I still make kits and sell the kits and parts, but mostly to local folks. We also use some of the kits at our local NAR section classes. I've got price lists and one general photo on the price list over on my cheesy website:
I've also attached a second photo here since my original photo did not show the MeggALOFTER.
Some of the models could indeed be used for the NARAM 46 events. (Geez - is it really 30 years since my first NARAM - NARAM 16 in VA??) Here are the descriptions that are missing from the price list (they are in the "cheap-o" xeroxed catalog I send out to those who request one):
"Egglofter" - uses BT-20 body tube with plastic Easter egg capsule. External shock cord anchor allow large recovery system to be installed and still eject easily. Comes with a
15" hexagon parachute. Flys with 18mm (standard size) motors. Uses 1/8" diameter launch rod - lugs and standoffs included. 3/32" balsa fins. Very detailed instructions. Note that the capsule is pretty tight for some eggs that fall within the NAR competition egg size range. you will want to select a narrow egg if possible. When we fly these in school programs we usually use "medium" eggs to make it easy, but I have flown many large eggs successfully. I wrap them in a baggie, put padding (polyester fiberfill) above and below the egg and tape the capsule shut. The bigger the parachute the better the chances of a safe recovery.
"MeggALOFTER" - Large BT-55 based model with a 24mm (BT-50) motor mount and a boat-tail to reduce drag and improve altitude. HUGE parachute is included and a Jumbo Easter Egg capsule. Plenty of room in the capsule for any size egg and plenty of cushion. Uses 3/16" simater launch rod - lugs and standoffs included.
"Duration" - Comes in either Parachute or Streamer version. BT-20 body tube using standard
18mm motors. External shock cord anchor allow large recovery system to be installed and still eject easily. Streamer version comes with crepe paper streamer. Parachute version comes with 15" hexagon parahute. You can install your own larger streamer or parachute. Balsa fins (3/32" thick so they do not break easily) can be sanded to an airfoil. Comes with birchwood nose cone for durability. If extreme duration is desired, I suggest a lightweight BT-20 compatible nose cone from BMS or Pratt or Apogee. The fins are sized for stable flight with the lightweight nose! Uses 1/8" diameter launch rod, but you can piston launch and/or tower launch.

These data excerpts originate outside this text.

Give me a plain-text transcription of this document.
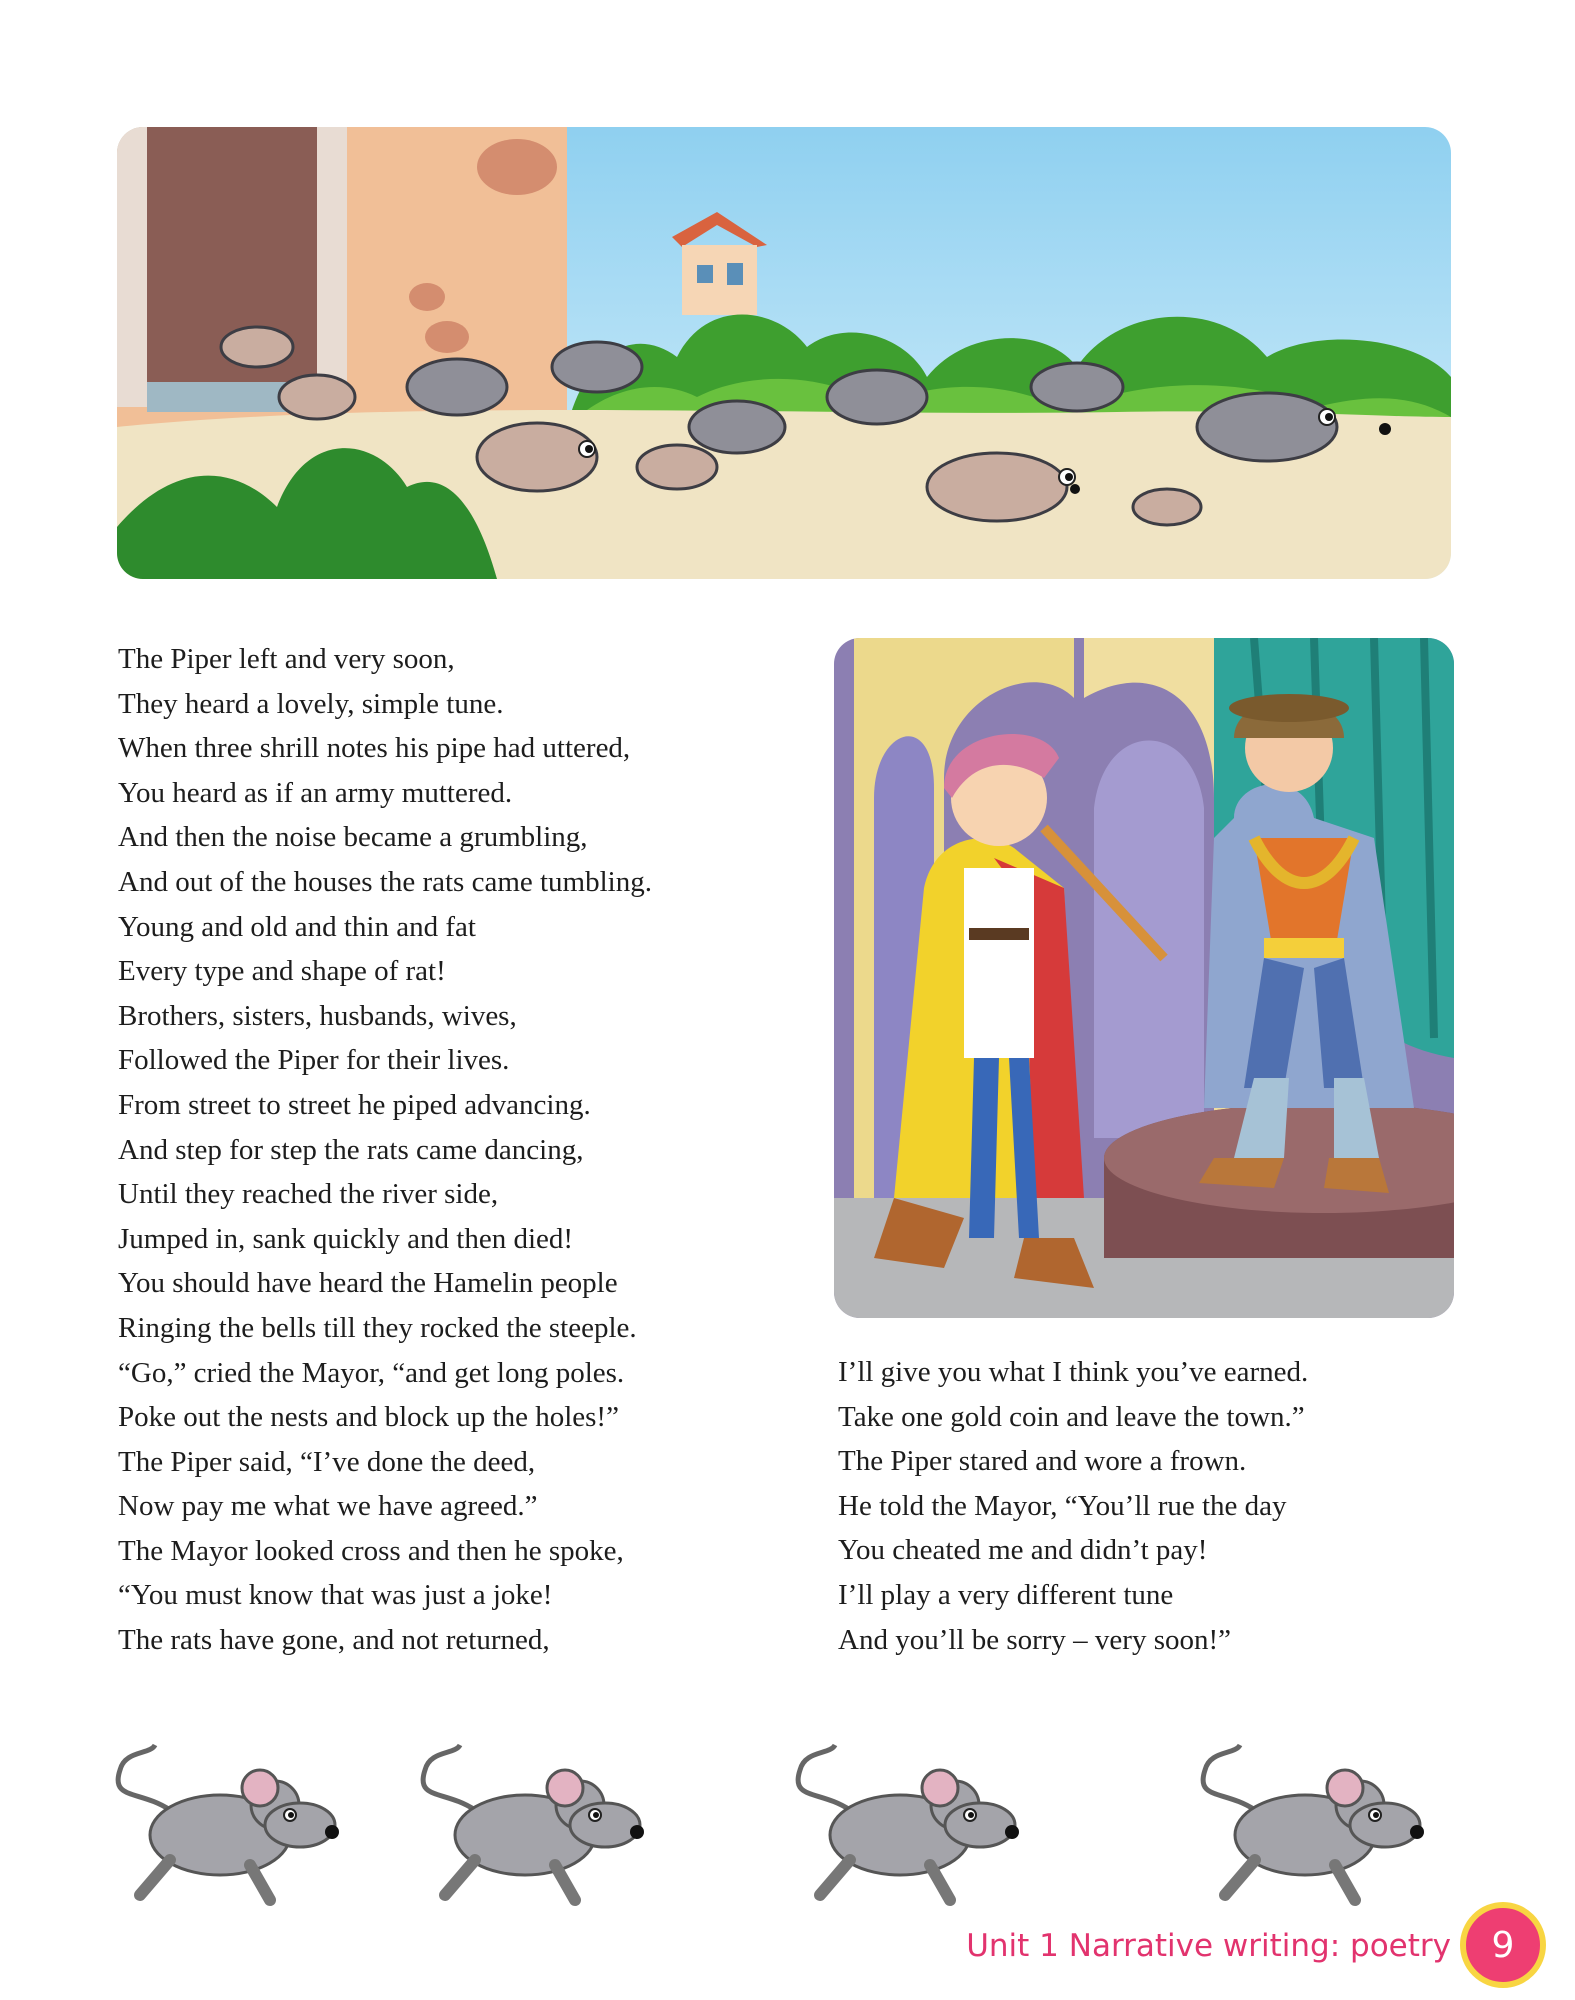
The Piper left and very soon,
They heard a lovely, simple tune.
When three shrill notes his pipe had uttered,
You heard as if an army muttered.
And then the noise became a grumbling,
And out of the houses the rats came tumbling.
Young and old and thin and fat
Every type and shape of rat!
Brothers, sisters, husbands, wives,
Followed the Piper for their lives.
From street to street he piped advancing.
And step for step the rats came dancing,
Until they reached the river side,
Jumped in, sank quickly and then died!
You should have heard the Hamelin people
Ringing the bells till they rocked the steeple.
“Go,” cried the Mayor, “and get long poles.
Poke out the nests and block up the holes!”
The Piper said, “I’ve done the deed,
Now pay me what we have agreed.”
The Mayor looked cross and then he spoke,
“You must know that was just a joke!
The rats have gone, and not returned,
I’ll give you what I think you’ve earned.
Take one gold coin and leave the town.”
The Piper stared and wore a frown.
He told the Mayor, “You’ll rue the day
You cheated me and didn’t pay!
I’ll play a very different tune
And you’ll be sorry – very soon!”
Unit 1 Narrative writing: poetry 9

Hornet Boost-Glider - BT-5 pop-pod launched balsa wood boost glider. Original Hornet has a
6" wingspan, but a special "150%" version has a 9" wingspan and glides much longer. Either version is available for the same price, but you need to specify if you want the
150% version. Uses 1/8" launch rod. Pop-pod uses nested brass squares for glider attachment and the glider WILL NOT fall off on the rod even if there is a breeze. Boosts as straight as a laser beam for extreme altitude. Be sure to trim in a turn or you may never see this glider again. Use the plans included to make duplicate gliders. Scale them up or down to create gliders perfect for different weather or motors.
Shadowcat with Parasite Boost-Glider - 200% version of the original Hornet with a simple double dowel and launch lug attachment to a long Shadowcat booster rocket. This special version of the Shadowcat uses an 18" long BT-50 tube and has an 18mm motor mount, bals fins and streamer recovery. It can fly with an A8-3 in no wind, but I mostly fly with B4-2 and B6-2 motors. If you don't mind an insanely long glide and a possible long recovery walk, try a C6-3.